Real Time Implementation of Speaker Recognition System with MFCC and Neural Networks on FPGA

Background: Speaker recognition systems plays a pivotal role in the field of forensics, security and biometric authentication for verifying or identifying the speaker from the group of speakers. Methods: This paper gives a brief introduction about developing a hardware based speaker recognition system using Mel Frequency Cepstral Coefficients (MFCC) which are extracted from input speech signal to linearize the frequency scale at higher frequencies and Perceptron Neural Networks to provide layer weights for verifying the speaker identity to compare the output in the database of stored speaker identities.

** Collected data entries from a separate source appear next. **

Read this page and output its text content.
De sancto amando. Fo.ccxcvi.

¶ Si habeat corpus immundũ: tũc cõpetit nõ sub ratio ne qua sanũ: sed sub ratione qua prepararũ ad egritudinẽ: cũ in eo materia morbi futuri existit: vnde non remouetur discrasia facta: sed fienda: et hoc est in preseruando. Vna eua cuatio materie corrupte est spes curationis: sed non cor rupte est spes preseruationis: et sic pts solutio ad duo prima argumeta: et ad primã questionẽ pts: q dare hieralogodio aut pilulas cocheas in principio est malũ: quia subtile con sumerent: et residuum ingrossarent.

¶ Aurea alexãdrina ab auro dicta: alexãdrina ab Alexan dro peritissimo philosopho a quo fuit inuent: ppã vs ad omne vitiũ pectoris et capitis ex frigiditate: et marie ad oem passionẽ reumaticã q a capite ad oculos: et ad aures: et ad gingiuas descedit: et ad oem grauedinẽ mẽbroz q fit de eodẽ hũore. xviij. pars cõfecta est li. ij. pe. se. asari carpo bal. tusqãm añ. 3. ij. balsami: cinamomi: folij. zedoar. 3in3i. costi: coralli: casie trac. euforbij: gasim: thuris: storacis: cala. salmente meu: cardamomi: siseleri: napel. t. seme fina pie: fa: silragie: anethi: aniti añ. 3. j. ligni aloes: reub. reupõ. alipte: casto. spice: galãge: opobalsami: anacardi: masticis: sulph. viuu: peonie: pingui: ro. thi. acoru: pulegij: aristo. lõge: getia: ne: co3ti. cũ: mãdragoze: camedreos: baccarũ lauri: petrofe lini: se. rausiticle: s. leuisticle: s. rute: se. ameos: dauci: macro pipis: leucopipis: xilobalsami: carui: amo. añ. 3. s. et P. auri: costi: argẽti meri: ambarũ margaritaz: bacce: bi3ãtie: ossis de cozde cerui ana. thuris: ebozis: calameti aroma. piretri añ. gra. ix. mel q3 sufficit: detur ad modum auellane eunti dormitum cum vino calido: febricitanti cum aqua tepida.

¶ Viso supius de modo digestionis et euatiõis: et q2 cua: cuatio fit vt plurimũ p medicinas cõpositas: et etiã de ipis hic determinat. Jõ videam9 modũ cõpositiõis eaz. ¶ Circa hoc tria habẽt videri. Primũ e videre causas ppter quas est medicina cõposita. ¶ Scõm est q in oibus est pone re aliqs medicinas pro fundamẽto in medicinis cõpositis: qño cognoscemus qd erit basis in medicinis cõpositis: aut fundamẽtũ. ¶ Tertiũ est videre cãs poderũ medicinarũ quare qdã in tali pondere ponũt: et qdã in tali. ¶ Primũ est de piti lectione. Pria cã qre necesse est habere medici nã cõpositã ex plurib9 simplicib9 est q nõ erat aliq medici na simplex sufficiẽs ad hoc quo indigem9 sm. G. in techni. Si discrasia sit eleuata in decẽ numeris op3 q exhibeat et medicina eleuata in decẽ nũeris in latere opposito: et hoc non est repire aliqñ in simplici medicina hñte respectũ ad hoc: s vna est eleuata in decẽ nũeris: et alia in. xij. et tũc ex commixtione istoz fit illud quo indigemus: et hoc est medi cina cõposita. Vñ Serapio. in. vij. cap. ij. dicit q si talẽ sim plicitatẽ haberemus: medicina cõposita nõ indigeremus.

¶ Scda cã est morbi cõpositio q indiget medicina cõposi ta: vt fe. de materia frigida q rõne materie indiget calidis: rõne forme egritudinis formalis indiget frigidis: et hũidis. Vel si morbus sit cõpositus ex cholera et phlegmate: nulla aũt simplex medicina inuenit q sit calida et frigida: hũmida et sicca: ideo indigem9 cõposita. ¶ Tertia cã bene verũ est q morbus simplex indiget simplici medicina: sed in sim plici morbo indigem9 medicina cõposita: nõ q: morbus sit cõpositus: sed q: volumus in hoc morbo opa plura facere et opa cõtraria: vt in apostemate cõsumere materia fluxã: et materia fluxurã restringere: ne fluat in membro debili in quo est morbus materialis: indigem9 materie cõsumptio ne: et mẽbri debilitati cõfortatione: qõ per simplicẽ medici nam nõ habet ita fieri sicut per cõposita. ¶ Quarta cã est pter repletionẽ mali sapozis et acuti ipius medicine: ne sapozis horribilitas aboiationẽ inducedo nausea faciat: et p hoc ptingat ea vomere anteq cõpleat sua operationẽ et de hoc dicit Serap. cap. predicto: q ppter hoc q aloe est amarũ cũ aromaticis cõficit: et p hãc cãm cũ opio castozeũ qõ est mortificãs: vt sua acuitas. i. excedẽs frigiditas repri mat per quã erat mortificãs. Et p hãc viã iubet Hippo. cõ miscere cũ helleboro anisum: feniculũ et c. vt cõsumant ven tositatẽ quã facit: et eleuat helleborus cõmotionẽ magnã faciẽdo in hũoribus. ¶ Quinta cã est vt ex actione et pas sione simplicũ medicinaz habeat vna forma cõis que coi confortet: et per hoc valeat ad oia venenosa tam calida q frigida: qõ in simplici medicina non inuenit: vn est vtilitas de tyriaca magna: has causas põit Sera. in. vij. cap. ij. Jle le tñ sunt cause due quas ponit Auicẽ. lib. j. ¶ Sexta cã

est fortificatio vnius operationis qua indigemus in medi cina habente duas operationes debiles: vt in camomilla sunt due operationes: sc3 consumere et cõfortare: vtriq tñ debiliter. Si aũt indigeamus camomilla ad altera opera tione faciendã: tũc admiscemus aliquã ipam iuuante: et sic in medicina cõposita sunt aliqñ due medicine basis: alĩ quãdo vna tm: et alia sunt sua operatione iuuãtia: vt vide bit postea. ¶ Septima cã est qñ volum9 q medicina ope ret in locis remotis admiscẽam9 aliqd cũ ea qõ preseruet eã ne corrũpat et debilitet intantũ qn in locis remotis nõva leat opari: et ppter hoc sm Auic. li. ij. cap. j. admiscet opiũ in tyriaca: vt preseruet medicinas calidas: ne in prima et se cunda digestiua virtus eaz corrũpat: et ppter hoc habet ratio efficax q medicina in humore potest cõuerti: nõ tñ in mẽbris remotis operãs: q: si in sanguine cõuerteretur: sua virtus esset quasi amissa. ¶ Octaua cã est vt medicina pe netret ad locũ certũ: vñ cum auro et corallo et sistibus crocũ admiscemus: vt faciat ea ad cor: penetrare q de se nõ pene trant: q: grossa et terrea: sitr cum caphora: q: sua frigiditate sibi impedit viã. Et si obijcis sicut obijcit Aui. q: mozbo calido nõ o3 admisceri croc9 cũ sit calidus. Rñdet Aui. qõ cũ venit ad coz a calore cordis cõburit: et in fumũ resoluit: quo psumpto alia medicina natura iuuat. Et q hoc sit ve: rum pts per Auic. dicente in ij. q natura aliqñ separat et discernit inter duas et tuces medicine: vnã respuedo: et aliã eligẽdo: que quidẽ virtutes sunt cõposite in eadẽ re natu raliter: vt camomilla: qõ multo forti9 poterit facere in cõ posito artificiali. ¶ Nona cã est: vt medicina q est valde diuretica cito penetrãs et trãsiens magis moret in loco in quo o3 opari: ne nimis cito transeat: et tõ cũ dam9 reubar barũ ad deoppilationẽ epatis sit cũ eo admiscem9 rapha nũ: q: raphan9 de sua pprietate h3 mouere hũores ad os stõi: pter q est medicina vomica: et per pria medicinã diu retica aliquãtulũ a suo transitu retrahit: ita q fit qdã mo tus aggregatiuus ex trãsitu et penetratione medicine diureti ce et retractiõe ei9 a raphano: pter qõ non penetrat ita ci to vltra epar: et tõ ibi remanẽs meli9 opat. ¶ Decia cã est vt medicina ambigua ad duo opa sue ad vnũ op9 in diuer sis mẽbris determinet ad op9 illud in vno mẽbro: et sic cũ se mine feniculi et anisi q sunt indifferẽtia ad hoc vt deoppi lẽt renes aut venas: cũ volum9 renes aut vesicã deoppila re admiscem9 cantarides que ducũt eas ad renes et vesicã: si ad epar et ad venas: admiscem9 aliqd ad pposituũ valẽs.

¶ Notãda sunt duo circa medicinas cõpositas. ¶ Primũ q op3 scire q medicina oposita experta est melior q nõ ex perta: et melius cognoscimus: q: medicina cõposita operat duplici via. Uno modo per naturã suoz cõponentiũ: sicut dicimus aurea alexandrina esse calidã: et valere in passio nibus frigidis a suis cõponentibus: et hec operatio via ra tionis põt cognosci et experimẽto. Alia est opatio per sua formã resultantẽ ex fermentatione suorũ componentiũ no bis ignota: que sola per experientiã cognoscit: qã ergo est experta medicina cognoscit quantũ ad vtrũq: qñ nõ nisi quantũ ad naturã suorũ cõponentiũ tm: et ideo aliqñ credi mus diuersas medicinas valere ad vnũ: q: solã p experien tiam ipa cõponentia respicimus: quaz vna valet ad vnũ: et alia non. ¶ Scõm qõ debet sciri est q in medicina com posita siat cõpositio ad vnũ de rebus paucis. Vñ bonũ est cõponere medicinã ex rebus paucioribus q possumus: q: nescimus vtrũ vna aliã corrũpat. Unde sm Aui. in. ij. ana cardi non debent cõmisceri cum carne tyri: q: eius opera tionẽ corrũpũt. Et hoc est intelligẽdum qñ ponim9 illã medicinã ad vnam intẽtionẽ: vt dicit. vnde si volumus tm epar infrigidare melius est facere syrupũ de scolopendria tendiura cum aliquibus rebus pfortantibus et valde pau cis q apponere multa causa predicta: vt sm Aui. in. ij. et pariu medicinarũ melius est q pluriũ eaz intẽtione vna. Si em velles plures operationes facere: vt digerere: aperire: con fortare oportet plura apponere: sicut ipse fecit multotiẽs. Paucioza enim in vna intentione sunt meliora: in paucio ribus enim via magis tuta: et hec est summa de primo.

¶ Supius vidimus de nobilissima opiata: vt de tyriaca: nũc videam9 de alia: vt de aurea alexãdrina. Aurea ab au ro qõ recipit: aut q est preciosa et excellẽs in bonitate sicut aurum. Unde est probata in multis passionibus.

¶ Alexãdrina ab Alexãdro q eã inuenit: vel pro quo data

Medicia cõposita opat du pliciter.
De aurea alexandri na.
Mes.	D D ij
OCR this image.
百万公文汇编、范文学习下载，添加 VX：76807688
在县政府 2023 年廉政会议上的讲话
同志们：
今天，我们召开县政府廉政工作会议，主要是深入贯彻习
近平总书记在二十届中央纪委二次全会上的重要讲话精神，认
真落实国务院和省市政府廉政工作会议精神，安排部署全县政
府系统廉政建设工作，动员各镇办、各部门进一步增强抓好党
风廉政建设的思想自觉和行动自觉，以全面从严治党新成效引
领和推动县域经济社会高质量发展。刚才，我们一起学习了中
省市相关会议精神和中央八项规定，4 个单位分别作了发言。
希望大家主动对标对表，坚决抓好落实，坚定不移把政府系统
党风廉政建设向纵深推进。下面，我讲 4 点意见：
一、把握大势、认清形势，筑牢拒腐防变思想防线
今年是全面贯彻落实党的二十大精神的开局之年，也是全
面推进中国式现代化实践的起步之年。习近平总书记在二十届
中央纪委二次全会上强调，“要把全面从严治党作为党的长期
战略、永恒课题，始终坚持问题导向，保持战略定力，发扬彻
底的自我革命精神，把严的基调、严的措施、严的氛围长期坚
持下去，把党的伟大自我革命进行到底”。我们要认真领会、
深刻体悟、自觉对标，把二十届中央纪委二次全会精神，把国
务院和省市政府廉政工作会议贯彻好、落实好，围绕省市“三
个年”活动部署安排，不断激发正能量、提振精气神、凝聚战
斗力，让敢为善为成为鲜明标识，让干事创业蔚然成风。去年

Findings: The input speech features are extracted using blocking and windowing to reduce noise and get the audio samples to store in the RAM where sampled data is converted into frequency domain using FFT to get the Cepstral Coefficients which are normalised and fed to neural network tool box present in the MATLAB to obtain layer weights for given set of data and the output is compared with the saved speaker identities to find a match. The decision making logic is written in NIOS II processor of FPGA where the taken input features are compared to the existing database of speaker identities with the help of perceptron neural network layer weights which gives the nearest possibility of the match in the database of the group of speakers. The designed system has been tested using two speakers as reference where the vowels spoken by them are taken into account to compare with the database of speakers already stored in FPGA. Conclusion/ Improvements: The probability of detection of the speakers is 80% and verifying the speaker is quite accurate in hardware based systems than in software based systems where performance factor is less. The given performance in the designed system can be increased by retraining the neural networks which can provide nearly 90% in detecting the speaker.